Why settle for a hot dog when you can have a wood-stove baked pizza at Fundi, traditional fish and chips at Proper Fish&Chips, or even an authentic Spanish paella at La Churrería, a Spanish restaurant on wheels you can usually find between Devonshire Square and Chapel Market on Angel street.
A must on Lexington street is the Asian restaurant Bao, specialising in a variety of steamed, stuffed pastries. There is often a queue outside, which says a lot.
The fashion for Latin cuisine is very much in evidence via the stands in street food markets where you can sample Mexican tacos and burritos, or tasty South American ceviche –marinated raw fish “cooked” in lime juice. For a more African experience and a huge variety of fresh foods you should visit the Ridley Street market in Dalton, especially on Saturdays, for unforgettable shopping and culinary experiences.
If you fancy sitting down indoors to enjoy good Spanish food in London, you should consider the Hispania, Ametsa, Ibérica,o r the new StreetXo.
You’ll have to book in advance to a chance to try London’s best gourmet hamburgers in Bar Boulud, a French-style basement bistro in the commercial district of Knightsbridge. The menu constantly changes to include the best foods in season, and it is famed for its sauces and puddings.
Mandarin Oriental Hyde Park, 66 Knightsbridge.
New restaurants open every day in London and it’s hard to keep track, but a here are a few of the most promising:
The Attendant. The old public lavatories dating from the Victorian are now a hugely popular underground café, serving hot and cold dishes, both savoury and sweet. The atmosphere and the décor make it a unique spot to enjoy a drink, snack, or meal.
27A Foley St.
Cereal Killer Cafe. A unusual self-service café specialising in cereals served with different types of milk and toppings.
139 Brick Lane
Hixter. Great service, succulent steaks, artistic and imaginative décor, and a winning personality define this new restaurant near Shakespeare’s Globe Theatre south of the Thames. It’s ideal for long conversations with friends over fine food and excellent coffee, and features its own bar.
16 Great Guildford Street
Jenius Social.Cooking and socialisation are a formidable combination at this unusual venue founded by Jennifer Yong, and “starring” chef Andrew Clements –a student of the legendary Jamie Oliver. It operates as a international cooking school, tapas bar, and delicatessen.

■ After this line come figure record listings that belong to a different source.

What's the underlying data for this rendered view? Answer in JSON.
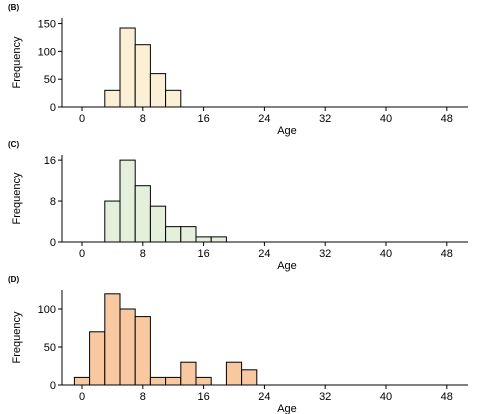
{
  "chart_data": [
    {
      "panel_label": "(B)",
      "type": "bar",
      "xlabel": "Age",
      "ylabel": "Frequency",
      "xlim": [
        -4,
        52
      ],
      "xticks": [
        0,
        8,
        16,
        24,
        32,
        40,
        48
      ],
      "yticks": [
        0,
        50,
        100,
        150
      ],
      "ylim": [
        0,
        160
      ],
      "bin_width": 2,
      "bins": [
        {
          "x0": 3,
          "x1": 5,
          "value": 30
        },
        {
          "x0": 5,
          "x1": 7,
          "value": 142
        },
        {
          "x0": 7,
          "x1": 9,
          "value": 112
        },
        {
          "x0": 9,
          "x1": 11,
          "value": 60
        },
        {
          "x0": 11,
          "x1": 13,
          "value": 30
        }
      ],
      "fill_color": "#fbf0d6",
      "grid": false
    },
    {
      "panel_label": "(C)",
      "type": "bar",
      "xlabel": "Age",
      "ylabel": "Frequency",
      "xlim": [
        -4,
        52
      ],
      "xticks": [
        0,
        8,
        16,
        24,
        32,
        40,
        48
      ],
      "yticks": [
        0,
        8,
        16
      ],
      "ylim": [
        0,
        17
      ],
      "bin_width": 2,
      "bins": [
        {
          "x0": 3,
          "x1": 5,
          "value": 8
        },
        {
          "x0": 5,
          "x1": 7,
          "value": 16
        },
        {
          "x0": 7,
          "x1": 9,
          "value": 11
        },
        {
          "x0": 9,
          "x1": 11,
          "value": 7
        },
        {
          "x0": 11,
          "x1": 13,
          "value": 3
        },
        {
          "x0": 13,
          "x1": 15,
          "value": 3
        },
        {
          "x0": 15,
          "x1": 17,
          "value": 1
        },
        {
          "x0": 17,
          "x1": 19,
          "value": 1
        }
      ],
      "fill_color": "#e4f0dc",
      "grid": false
    },
    {
      "panel_label": "(D)",
      "type": "bar",
      "xlabel": "Age",
      "ylabel": "Frequency",
      "xlim": [
        -4,
        52
      ],
      "xticks": [
        0,
        8,
        16,
        24,
        32,
        40,
        48
      ],
      "yticks": [
        0,
        50,
        100
      ],
      "ylim": [
        0,
        125
      ],
      "bin_width": 2,
      "bins": [
        {
          "x0": -1,
          "x1": 1,
          "value": 10
        },
        {
          "x0": 1,
          "x1": 3,
          "value": 70
        },
        {
          "x0": 3,
          "x1": 5,
          "value": 120
        },
        {
          "x0": 5,
          "x1": 7,
          "value": 100
        },
        {
          "x0": 7,
          "x1": 9,
          "value": 90
        },
        {
          "x0": 9,
          "x1": 11,
          "value": 10
        },
        {
          "x0": 11,
          "x1": 13,
          "value": 10
        },
        {
          "x0": 13,
          "x1": 15,
          "value": 30
        },
        {
          "x0": 15,
          "x1": 17,
          "value": 10
        },
        {
          "x0": 19,
          "x1": 21,
          "value": 30
        },
        {
          "x0": 21,
          "x1": 23,
          "value": 20
        }
      ],
      "fill_color": "#f8c8a0",
      "grid": false
    }
  ]
}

Studio 8, 6 Hornsey Street, Islington
Breakfast (with or without bed)
The Caesar. You can breakfast like a king (or queen) in Queens Gardens after a good night’s sleep in the eponymous hotel located near the Bayswater, Queensway, and Paddington tube stations. Functional, sober, elegant, and very attentive to guests, this is a wonderful venue for savouring a traditional British breakfast, though you can also choose a Spanish potato omelette (tortilla) or even more exotic items from the breakfast buffet.
26-33, Queens Gardens, Hyde Park
Your Afternoon Tea
Grand Café Villandry. This is where London’s cognoscenti do their people watching over tea behind the huge windows overlooking the busy street. For £18 per person on weekends you can have tea and a selection of sandwiches, biscuits and cakes, and pralines. And a glass of champagne!
12 Waterloo Place, St. James's
Jaw dropping
At The Shard you’ll have London literally at your feet, since you’ll be 309.6 meters above ground, Western Europe’s highest urban lookout point, with views in all directions. It’s especially impressive at night.